Víctor Víctor ha entrado en las series nacionales con la misma edad que lo hizo una de las estrellas más espectaculares del firmamento beisbolero cubano de todos los tiempos: Omar Linares, hijo de otro grande como lo fue Fidel Linares, pero que terminó superándolo a ritmo de hazañas con los equipos pinareños y con el team Cuba.

Más allá del detalle de la edad, sobran las comparaciones. En pelota -como en casi todas las disciplinas deportivas- es difícil lanzar predicciones de una carrera que apenas se inicia, por mucho que sus genes sean los de uno de los más espectaculares jugadores que recuerde el béisbol cubano en mucho tiempo. El talento es un don demasiado escurridizo y enigmático, y aunque la genética puede influir no inclina definitivamente la balanza.

Tradición paterna

Víctor Víctor pesa 71 kilogramos y mide 1.78 metros. Siguiendo la tradición paterna, juega en los jardines y batea a la derecha. Empezó a jugar a los seis años en su natal Santa Clara. Ha formado parte de las selecciones nacionales cubanas en las categorías de 9-10 y 11-12 años, acumulando fogueo en lides internacionales.

Fuera una de las promesas beisboleras del conjunto Villa Clara si no fuera porque la familia se mudó a Matanzas cuando papá Víctor asumió las riendas de los entonces maltrechos Cocodrilos y los puso a discutir en campeonato en la 51 Serie Nacional.

Usa el número 32 que llevaba el padre en la espalda. Su ídolo entre los peloteros actuales es el espirituano Yulieski Gourriel, hijo de otro inmenso en los momentos de la verdad: Lourdes Gourriel.

Valga decir que estamos ante un novel jugador, con muchísimas aptitudes, con destrezas que recuerdan por momentos la excepcionalidad de su padre en el jardín central y en el corrido de bases. Y que todo está por demostrar todavía.

Para ser justos, creo que en este caso la presión que significa papá Víctor Mesa -por historia y desde el dogout- pudiera estar marcando el desempeño del joven prospecto.

No ha jugado poco Víctor Víctor, aunque no siempre como regular. De los 23 juegos que acumula su equipo, ha participado en 20 de ellos. Compila para un bajo promedio de 170, con solo ocho hits en 47 turnos al bate. Tiene un doble y dos triples, y se ha ponchado 11 veces con solo dos bases recibidas, propio de un bateador ansioso. Su mejor estadística hasta el momento son las tres bases que se ha robado en igual número de intentos.

Pregunta increíble

Los narradores deportivos cubanos han hecho referencia más de una vez a la atrapada que hizo en su debut en el estadio «Calixto García» de Holguín. Una articulista del diario Juventud Rebelde llamada Lis García Arango habló del excelente desplazamiento y buen brazo como atributos del joven pelotero.

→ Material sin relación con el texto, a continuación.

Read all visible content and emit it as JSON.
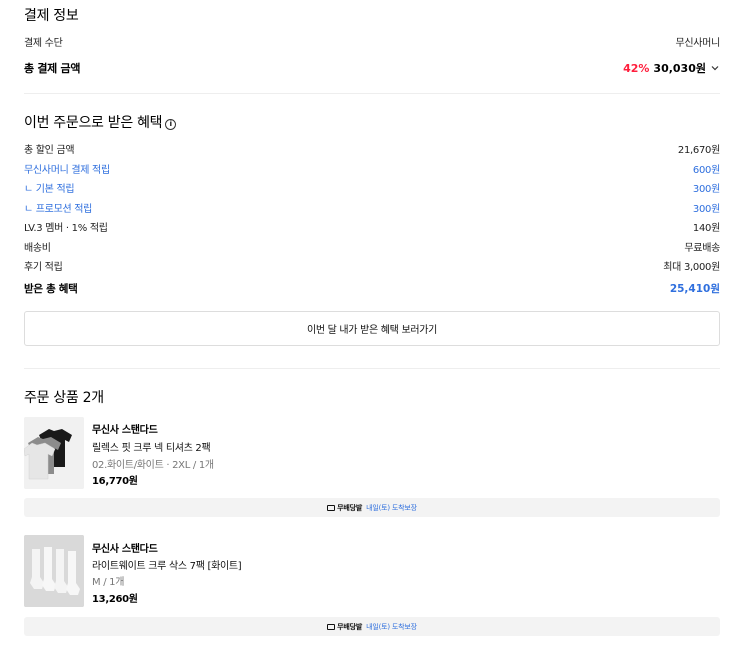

Lo que me parece fuera de lugar y de poca ayuda para los sueños de Víctor Víctor es que la mencionada Lis de Juventud Rebelde le pregunte al muchacho, a boca de jarro en su primera entrevista, si piensa superar la grandeza de su padre. Leí la pregunta dos veces, porque sencillamente no podía creer semejante desliz profesional.

Salió bastante bien Víctor Víctor ante tamaña torpeza periodística. Esta fue su respuesta (o al menos eso fue lo que escribió el entrevistador): «Es algo muy difícil y espero que nunca me comparen, pero pienso hacer las cosas bien para tratar de llegar a ser un buen pelotero».

De esas comparaciones -y de esas preguntas, ¡líbrenos Dios!- va a estar empedrado el camino de Víctor Víctor. Va a necesitar mucho aplomo, madurez y ayuda sicológica para sortear los obstáculos que inevitablemente va a imponerle la figura paterna.

Tal vez va a necesitar mucha comprensión de Víctor Mesa por partida doble, como mánager y como papá. Pero lo que va a pasar con Víctor Víctor en la pelota cubana solo él podrá demostrarlo, día tras día, sobre el terreno de juego.